In his first encounters with Ogrons, The Doctor was forced to fight them directly as they were working for the Daleks; when he faced them for the first time, the Ogrons were serving as Dalek enforcers from a possible future where the Daleks had conquered Earth ("Day of the Daleks") while the second encounter saw the Ogrons being used to sow discord between Earth and the Draconian Empire by using holographic disguises to pose as the opposing side when attacking ships ("Frontier in Space").

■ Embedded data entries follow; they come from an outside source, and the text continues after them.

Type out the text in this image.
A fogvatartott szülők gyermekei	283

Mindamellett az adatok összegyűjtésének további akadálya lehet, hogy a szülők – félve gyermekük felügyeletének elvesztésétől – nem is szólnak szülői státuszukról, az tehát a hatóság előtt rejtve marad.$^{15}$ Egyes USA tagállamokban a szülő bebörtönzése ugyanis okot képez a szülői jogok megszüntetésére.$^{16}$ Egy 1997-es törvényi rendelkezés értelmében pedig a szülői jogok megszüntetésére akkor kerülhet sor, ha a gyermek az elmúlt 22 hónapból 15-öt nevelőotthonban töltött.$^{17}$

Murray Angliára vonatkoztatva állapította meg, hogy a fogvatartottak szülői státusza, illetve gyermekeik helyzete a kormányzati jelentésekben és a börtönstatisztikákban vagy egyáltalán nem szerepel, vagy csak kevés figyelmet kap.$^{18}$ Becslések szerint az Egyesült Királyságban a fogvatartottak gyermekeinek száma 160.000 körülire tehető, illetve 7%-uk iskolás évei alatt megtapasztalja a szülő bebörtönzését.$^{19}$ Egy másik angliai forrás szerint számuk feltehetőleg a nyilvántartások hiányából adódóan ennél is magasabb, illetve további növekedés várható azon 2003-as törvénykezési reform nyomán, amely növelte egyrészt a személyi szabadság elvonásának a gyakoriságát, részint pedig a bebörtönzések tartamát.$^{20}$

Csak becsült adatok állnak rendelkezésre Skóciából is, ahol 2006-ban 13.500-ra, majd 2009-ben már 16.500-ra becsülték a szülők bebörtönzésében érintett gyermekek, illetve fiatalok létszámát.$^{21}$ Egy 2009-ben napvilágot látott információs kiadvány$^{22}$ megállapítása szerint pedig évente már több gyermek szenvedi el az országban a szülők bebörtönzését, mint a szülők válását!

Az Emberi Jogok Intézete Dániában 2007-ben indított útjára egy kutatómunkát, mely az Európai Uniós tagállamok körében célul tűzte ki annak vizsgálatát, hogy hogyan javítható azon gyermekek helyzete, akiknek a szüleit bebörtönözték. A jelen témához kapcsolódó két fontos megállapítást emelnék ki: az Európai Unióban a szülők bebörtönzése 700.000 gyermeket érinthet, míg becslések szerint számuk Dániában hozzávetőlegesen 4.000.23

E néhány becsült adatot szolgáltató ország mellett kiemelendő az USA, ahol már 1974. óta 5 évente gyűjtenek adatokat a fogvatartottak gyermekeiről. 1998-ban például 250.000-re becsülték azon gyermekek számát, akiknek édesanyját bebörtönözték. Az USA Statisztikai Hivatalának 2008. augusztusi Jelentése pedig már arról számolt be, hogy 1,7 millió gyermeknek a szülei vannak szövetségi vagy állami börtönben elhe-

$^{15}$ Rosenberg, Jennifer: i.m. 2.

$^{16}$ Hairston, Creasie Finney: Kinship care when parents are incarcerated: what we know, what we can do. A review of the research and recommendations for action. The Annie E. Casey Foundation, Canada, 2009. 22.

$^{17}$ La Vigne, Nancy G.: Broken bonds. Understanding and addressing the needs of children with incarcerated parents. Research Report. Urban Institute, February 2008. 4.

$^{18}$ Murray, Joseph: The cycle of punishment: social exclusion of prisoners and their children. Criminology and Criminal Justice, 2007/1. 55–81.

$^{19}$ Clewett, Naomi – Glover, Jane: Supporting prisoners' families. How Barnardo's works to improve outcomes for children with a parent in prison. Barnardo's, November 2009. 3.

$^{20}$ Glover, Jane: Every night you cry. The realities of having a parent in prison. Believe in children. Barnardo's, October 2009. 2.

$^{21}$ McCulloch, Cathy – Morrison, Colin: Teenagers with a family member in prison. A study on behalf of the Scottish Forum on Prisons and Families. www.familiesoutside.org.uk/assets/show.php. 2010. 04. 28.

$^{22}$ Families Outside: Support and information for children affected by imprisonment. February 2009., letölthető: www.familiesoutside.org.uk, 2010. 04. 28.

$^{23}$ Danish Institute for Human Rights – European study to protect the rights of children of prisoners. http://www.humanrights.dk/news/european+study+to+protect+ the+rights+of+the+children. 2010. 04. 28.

On both occasions, the Third Doctor was quick to take up arms against the Ogrons, wielding a stolen gun to kill them immediately despite The Doctor's usual distaste for violence, but this can be attributed to the Ogrons' raw strength and fundamentally basic mental state making it impractical for The Doctor to try and fight them in a conventional manner or reason with them to stop.

Book - The Romance of Crime
The Romance of Crime
(Gareth Roberts)
 The Fourth Doctor found himself dealing with Ogrons when he landed on the Rock, an asteroid prison in the twenty-sixth century ("The Romance of Crime"), these Ogrons having been hired as security thugs for a group of criminals seeking to rob the Rock. Although the Ogrons' search efforts caused significant collateral damage to the Rock, Romana was able to escape capture by convincing the Ogrons that she was working with their employers, allowing her to discover that the whole crisis was being manipulated by Xais, a telepathic criminal who had survived her own death by imprinting her mind into a death-mask made of a unique material. In the subsequent struggle, the Ogrons were killed when their ship was sabotaged by a previously -planted booby-trap, although The Doctor was able to defeat Xais when her efforts to use Romana as a host failed and her attempt to take a new body backfired when she and her new host killed each other in the resulting struggle of will.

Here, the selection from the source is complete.